In corn, Peter’s re-ownership strategy made money in 4 of 20 years, or 20% of the years. It is interesting to note that, on average, Peter made money on options over the past two decades, thanks to one incredible year (2007) where a $2.75 per bushel profit more than made up for a string of 15-20 cent losses. At-the-money July’10 corn calls currently cost a little less than 40 cents per bushel.

Peter’s record in soybeans is very different. Peter profited from re-ownership in half of the years, including 7 of the past 8 years. Since 2000, the premium paid for an at-the-money call option varied widely, from 30 cents to $1.21 per bushel last year.

The conclusion looks simple enough; avoid re-ownership strategies in corn and give them a serious look in soybeans. However, we can take our understanding of Peter’s success deeper by differentiating between “large carry” and “small carry” years. Large carrying charges – defined here as the carry from December to July futures greater than 140% of interest costs – are common in the corn market (15 of the last 20 years) and uncommon in soybeans (no years).

In 15 years when carrying charges were large in corn, Peter’s re-ownership strategy made money twice.

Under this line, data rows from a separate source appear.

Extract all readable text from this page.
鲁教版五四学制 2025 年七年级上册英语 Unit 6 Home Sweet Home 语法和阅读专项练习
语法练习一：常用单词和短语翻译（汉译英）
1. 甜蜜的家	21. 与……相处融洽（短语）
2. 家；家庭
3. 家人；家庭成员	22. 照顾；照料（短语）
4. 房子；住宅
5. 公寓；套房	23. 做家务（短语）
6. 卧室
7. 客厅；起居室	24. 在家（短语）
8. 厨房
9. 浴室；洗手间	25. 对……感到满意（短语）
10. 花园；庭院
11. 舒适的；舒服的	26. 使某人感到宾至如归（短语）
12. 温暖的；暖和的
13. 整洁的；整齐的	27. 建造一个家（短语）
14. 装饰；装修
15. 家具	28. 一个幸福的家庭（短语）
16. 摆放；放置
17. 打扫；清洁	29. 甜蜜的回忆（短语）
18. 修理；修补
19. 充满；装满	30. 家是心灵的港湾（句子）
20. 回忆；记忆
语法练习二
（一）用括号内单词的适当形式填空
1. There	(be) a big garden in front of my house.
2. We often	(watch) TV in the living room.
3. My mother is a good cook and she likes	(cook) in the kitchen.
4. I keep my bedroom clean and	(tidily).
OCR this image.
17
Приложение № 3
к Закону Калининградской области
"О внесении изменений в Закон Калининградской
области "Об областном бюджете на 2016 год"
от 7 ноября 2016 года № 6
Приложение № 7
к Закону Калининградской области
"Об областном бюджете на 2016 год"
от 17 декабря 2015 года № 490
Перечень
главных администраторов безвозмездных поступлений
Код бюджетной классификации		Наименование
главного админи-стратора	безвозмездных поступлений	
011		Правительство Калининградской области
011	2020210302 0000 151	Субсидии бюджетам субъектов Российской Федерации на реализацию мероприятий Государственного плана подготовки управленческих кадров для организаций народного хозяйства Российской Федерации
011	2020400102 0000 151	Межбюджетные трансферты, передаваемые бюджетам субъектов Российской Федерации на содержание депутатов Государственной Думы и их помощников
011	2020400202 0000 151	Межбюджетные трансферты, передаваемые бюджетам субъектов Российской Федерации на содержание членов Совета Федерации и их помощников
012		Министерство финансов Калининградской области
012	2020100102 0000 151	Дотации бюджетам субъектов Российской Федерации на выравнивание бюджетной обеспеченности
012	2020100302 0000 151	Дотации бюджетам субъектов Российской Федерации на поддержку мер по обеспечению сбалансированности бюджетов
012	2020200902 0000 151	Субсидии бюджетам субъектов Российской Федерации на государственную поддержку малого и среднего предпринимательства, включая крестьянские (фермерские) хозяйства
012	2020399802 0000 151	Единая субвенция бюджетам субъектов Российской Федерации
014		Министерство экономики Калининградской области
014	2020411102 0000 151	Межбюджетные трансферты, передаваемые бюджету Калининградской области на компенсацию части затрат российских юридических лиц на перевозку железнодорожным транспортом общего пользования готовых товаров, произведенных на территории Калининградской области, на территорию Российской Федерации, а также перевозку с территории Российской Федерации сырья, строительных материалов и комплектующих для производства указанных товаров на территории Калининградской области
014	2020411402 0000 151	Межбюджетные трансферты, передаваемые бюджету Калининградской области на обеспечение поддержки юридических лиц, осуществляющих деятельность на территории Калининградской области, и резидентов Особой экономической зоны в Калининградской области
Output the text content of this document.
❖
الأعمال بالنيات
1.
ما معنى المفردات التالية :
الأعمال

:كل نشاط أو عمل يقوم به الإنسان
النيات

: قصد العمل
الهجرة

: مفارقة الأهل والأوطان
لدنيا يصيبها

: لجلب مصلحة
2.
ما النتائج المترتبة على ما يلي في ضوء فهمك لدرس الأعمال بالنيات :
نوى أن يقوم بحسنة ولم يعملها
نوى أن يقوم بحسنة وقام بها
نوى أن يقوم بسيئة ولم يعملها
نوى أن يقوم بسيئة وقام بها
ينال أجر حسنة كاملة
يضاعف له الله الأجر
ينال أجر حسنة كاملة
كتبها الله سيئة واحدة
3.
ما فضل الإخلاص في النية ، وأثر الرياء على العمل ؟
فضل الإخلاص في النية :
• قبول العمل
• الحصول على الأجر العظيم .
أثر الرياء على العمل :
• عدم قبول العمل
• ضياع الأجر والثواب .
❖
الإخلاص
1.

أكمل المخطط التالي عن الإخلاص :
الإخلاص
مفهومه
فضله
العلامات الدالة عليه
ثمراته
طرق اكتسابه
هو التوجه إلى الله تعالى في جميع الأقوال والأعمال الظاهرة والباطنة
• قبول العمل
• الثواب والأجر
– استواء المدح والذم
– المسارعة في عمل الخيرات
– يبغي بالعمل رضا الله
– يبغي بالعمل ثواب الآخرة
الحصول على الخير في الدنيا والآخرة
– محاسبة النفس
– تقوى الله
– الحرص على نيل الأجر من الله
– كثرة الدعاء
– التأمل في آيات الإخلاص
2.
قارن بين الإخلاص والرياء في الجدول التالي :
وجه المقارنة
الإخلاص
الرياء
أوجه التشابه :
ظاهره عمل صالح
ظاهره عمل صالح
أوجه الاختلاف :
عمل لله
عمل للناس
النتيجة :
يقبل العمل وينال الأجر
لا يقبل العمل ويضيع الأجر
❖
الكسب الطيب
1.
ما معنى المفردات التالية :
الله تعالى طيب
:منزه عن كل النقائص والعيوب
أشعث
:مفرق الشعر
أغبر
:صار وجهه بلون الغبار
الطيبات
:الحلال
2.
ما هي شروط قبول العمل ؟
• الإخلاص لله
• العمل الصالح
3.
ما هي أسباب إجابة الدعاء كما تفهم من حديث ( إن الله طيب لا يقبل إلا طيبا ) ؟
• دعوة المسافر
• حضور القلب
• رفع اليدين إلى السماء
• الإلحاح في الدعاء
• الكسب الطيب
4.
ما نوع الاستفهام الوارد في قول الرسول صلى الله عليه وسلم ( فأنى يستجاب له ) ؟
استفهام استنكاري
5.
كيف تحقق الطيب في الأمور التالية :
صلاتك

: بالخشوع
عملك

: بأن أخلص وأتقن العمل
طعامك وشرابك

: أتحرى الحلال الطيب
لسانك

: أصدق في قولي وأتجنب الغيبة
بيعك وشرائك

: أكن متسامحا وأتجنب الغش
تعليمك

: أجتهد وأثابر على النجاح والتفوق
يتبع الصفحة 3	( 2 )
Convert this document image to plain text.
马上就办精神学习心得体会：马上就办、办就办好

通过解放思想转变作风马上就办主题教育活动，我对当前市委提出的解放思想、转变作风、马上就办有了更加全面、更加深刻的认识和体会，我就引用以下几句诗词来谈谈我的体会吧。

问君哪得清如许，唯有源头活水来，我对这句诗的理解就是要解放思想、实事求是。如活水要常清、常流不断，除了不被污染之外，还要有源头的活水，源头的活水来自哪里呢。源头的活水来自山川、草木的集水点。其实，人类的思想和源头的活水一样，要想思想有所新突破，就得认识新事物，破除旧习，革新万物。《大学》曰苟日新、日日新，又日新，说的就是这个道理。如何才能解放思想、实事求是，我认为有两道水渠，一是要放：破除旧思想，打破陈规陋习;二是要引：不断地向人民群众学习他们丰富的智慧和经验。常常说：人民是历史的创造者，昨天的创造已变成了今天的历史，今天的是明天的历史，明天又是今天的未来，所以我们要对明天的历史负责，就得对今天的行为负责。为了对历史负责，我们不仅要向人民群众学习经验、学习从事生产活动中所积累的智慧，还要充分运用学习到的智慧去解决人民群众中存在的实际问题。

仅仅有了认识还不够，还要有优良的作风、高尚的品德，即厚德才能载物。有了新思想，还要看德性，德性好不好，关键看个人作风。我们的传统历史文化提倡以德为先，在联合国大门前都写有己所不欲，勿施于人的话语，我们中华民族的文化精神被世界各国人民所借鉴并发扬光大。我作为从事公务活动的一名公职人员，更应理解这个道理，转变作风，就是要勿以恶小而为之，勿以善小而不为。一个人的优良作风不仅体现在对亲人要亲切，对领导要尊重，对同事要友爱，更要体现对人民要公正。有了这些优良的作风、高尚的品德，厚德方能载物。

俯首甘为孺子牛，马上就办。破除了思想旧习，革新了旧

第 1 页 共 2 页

Peter’s record of success was not good in corn, and concentrating on large carry years just made it worse. And this year? Carrying charges in the corn market are very large, while they are small (as usual) in the soybean market.

My understanding is deeper but the conclusion remains the same; avoid re-ownership strategies in large carry markets (often in corn) and give them a look in small carry markets (the norm in soybeans).  As you consider re-ownership in soybeans, keep in mind that an at-the-money July’10 call will cost more than 80 cents per bushel, and that past performance is no guarantee of future results.